NeverAwakeManのおすすめゲーム
キル・ナイト
- プラットフォーム: Nintendo Switch、プレイステーション5、プレイステーション4、Xbox Series X|S、Xbox One、PC(Steam、Microsoft Store)
- 発売日:2024年10月2日
- 発売元:PlaySide
- 開発元:PlaySide
- 価格:Nintendo Switch版、Xbox Series X|S版、Xbox One版は1750円[税込]、プレイステーション5版とプレイステーション4版は2310円[税込]、PC版は1700円[税込]
- 対象年齢:IARC 12歳以上対象
【こういう人におすすめ】
- 超ハイスピードなアクションゲームが好き
- 何度でも立ち上がり続けられる
- 地獄のような難しさに耐えられる
目が乾く。
手が汗ばむ。
呼吸が浅くなる。
こめかみにわずかな痛みが走る。
コントローラーに触れる指先だけが、ただ一心不乱に動き続ける。
──ここは地獄。アクションゲーマーの堕ちる地獄だ。
この門をくぐる者は一切の希望を捨てよ
だからか、本作を起動するとゲームパッドを使うよう厳粛に警告される。そのため本記事では、Xbox系のボタン配置で説明する。

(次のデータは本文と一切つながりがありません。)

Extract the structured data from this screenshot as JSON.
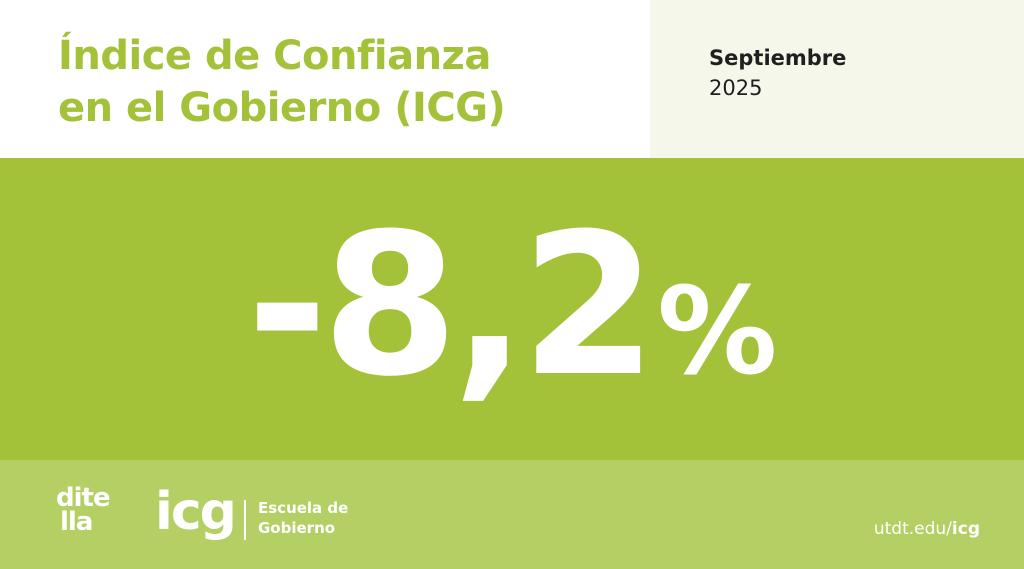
{
  "header": {
    "title_line1": "Índice de Confianza",
    "title_line2": "en el Gobierno (ICG)",
    "date_month": "Septiembre",
    "date_year": "2025"
  },
  "hero": {
    "value": "-8,2",
    "unit": "%"
  },
  "footer": {
    "logo_ditella_line1": "dite",
    "logo_ditella_line2": "lla",
    "logo_icg": "icg",
    "school_line1": "Escuela de",
    "school_line2": "Gobierno",
    "url_prefix": "utdt.edu/",
    "url_suffix": "icg"
  },
  "colors": {
    "brand_green": "#a3c23a",
    "footer_green": "#b4cf64",
    "date_panel_bg": "#f5f7ea",
    "text_dark": "#1f1f1f"
  }
}
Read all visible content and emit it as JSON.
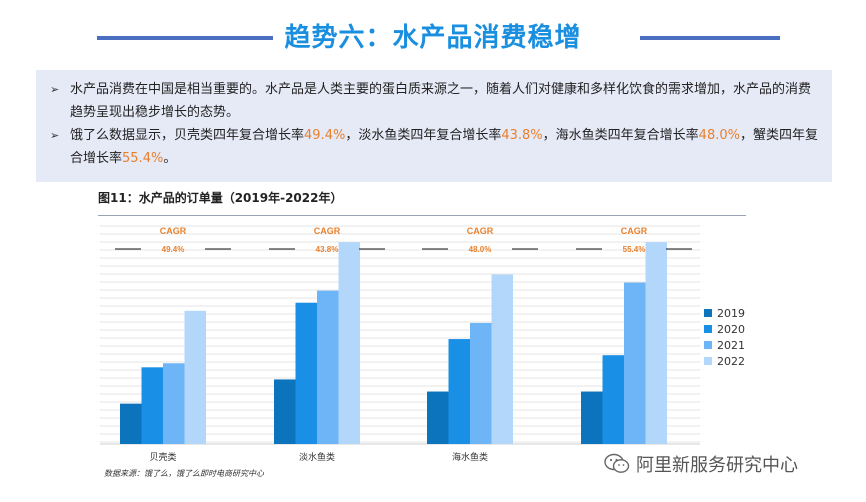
{
  "header": {
    "title": "趋势六：水产品消费稳增"
  },
  "summary": {
    "bullet1": "水产品消费在中国是相当重要的。水产品是人类主要的蛋白质来源之一，随着人们对健康和多样化饮食的需求增加，水产品的消费趋势呈现出稳步增长的态势。",
    "bullet2_parts": [
      "饿了么数据显示，贝壳类四年复合增长率",
      "49.4%",
      "，淡水鱼类四年复合增长率",
      "43.8%",
      "，海水鱼类四年复合增长率",
      "48.0%",
      "，蟹类四年复合增长率",
      "55.4%",
      "。"
    ]
  },
  "figure": {
    "title": "图11：水产品的订单量（2019年-2022年）",
    "source": "数据来源：饿了么，饿了么即时电商研究中心"
  },
  "brand": {
    "name": "阿里新服务研究中心",
    "icon": "wechat-icon"
  },
  "colors": {
    "title": "#1a8fe0",
    "highlight": "#e8812d",
    "s2019": "#0c73bd",
    "s2020": "#1990e6",
    "s2021": "#6db5f6",
    "s2022": "#b3d7fb"
  },
  "chart_data": {
    "type": "bar",
    "title": "图11：水产品的订单量（2019年-2022年）",
    "categories": [
      "贝壳类",
      "淡水鱼类",
      "海水鱼类",
      ""
    ],
    "series": [
      {
        "name": "2019",
        "values": [
          1.0,
          1.6,
          1.3,
          1.3
        ]
      },
      {
        "name": "2020",
        "values": [
          1.9,
          3.5,
          2.6,
          2.2
        ]
      },
      {
        "name": "2021",
        "values": [
          2.0,
          3.8,
          3.0,
          4.0
        ]
      },
      {
        "name": "2022",
        "values": [
          3.3,
          5.0,
          4.2,
          5.0
        ]
      }
    ],
    "cagr_label": "CAGR",
    "cagr": [
      "49.4%",
      "43.8%",
      "48.0%",
      "55.4%"
    ],
    "ylim": [
      0,
      5.5
    ],
    "xlabel": "",
    "ylabel": "",
    "grid": true,
    "legend": [
      "2019",
      "2020",
      "2021",
      "2022"
    ],
    "legend_position": "right"
  }
}
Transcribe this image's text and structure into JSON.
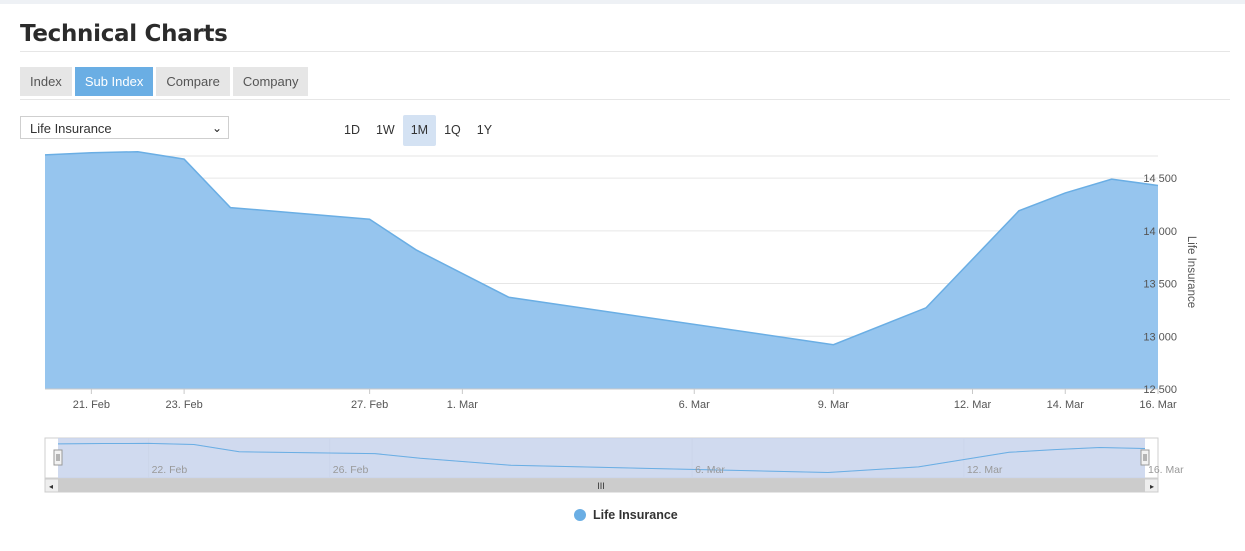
{
  "page": {
    "title": "Technical Charts"
  },
  "tabs": [
    {
      "label": "Index",
      "active": false
    },
    {
      "label": "Sub Index",
      "active": true
    },
    {
      "label": "Compare",
      "active": false
    },
    {
      "label": "Company",
      "active": false
    }
  ],
  "selector": {
    "value": "Life Insurance"
  },
  "ranges": [
    {
      "label": "1D",
      "active": false
    },
    {
      "label": "1W",
      "active": false
    },
    {
      "label": "1M",
      "active": true
    },
    {
      "label": "1Q",
      "active": false
    },
    {
      "label": "1Y",
      "active": false
    }
  ],
  "navigator": {
    "tick_labels": [
      "22. Feb",
      "26. Feb",
      "6. Mar",
      "12. Mar",
      "16. Mar"
    ],
    "scroll_grip": "III"
  },
  "colors": {
    "series": "#6aaee4",
    "area_fill": "#96c5ee",
    "navigator_mask": "#d5dcee",
    "active_tab": "#6aaee4"
  },
  "chart_data": {
    "type": "area",
    "title": "",
    "ylabel": "Life Insurance",
    "ylim": [
      12500,
      14700
    ],
    "yticks": [
      12500,
      13000,
      13500,
      14000,
      14500
    ],
    "ytick_labels": [
      "12 500",
      "13 000",
      "13 500",
      "14 000",
      "14 500"
    ],
    "xticks": [
      {
        "date": "2022-02-21",
        "label": "21. Feb"
      },
      {
        "date": "2022-02-23",
        "label": "23. Feb"
      },
      {
        "date": "2022-02-27",
        "label": "27. Feb"
      },
      {
        "date": "2022-03-01",
        "label": "1. Mar"
      },
      {
        "date": "2022-03-06",
        "label": "6. Mar"
      },
      {
        "date": "2022-03-09",
        "label": "9. Mar"
      },
      {
        "date": "2022-03-12",
        "label": "12. Mar"
      },
      {
        "date": "2022-03-14",
        "label": "14. Mar"
      },
      {
        "date": "2022-03-16",
        "label": "16. Mar"
      }
    ],
    "series": [
      {
        "name": "Life Insurance",
        "points": [
          {
            "x": "2022-02-20",
            "y": 14720
          },
          {
            "x": "2022-02-21",
            "y": 14740
          },
          {
            "x": "2022-02-22",
            "y": 14750
          },
          {
            "x": "2022-02-23",
            "y": 14680
          },
          {
            "x": "2022-02-24",
            "y": 14220
          },
          {
            "x": "2022-02-27",
            "y": 14110
          },
          {
            "x": "2022-02-28",
            "y": 13820
          },
          {
            "x": "2022-03-02",
            "y": 13370
          },
          {
            "x": "2022-03-09",
            "y": 12920
          },
          {
            "x": "2022-03-11",
            "y": 13270
          },
          {
            "x": "2022-03-13",
            "y": 14190
          },
          {
            "x": "2022-03-14",
            "y": 14360
          },
          {
            "x": "2022-03-15",
            "y": 14490
          },
          {
            "x": "2022-03-16",
            "y": 14430
          }
        ]
      }
    ],
    "legend": "bottom-center"
  }
}
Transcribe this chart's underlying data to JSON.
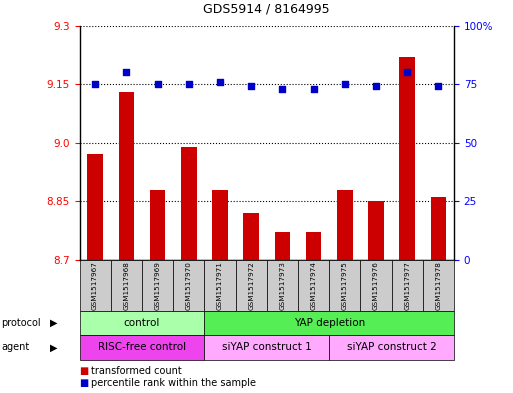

結論から言うと、このゲームは傑作だ。ハイスピードで、バイオレンスで、スタイリッシュ。血が滾り、肉が飛び散り、骨が折れる。銃あり、剣あり、爆発あり。赤と黒を基調にしたビジュアルはインパクト抜群であると同時に、プレイアビリティを損なわない限界ギリギリのラインを攻めている。『キル・ナイト』には俺がアクションゲームに求めるおよそあらゆる要素が詰まっており、ここ2~3年遊んだタイトルの中でも最高にスリリングな作品のひとつと言える。
……だがその一方で、俺はこのゲームを万人におすすめするわけにはいかない。
なぜなら、『キル・ナイト』を遊んだが最後、あなたのゲーマーとしての自尊心はきっと傷つけられるからだ。それも、酷く、深く、エグく傷つけられるだろう。このゲームを遊んだ人間はみな等しく悪魔に踏み潰されて死に、レーザーに蒸発させられて死に、トゲ床に貫かれて死に、巨大殺人コマにミンチにされて死ぬ。何度も、何度も、何度も。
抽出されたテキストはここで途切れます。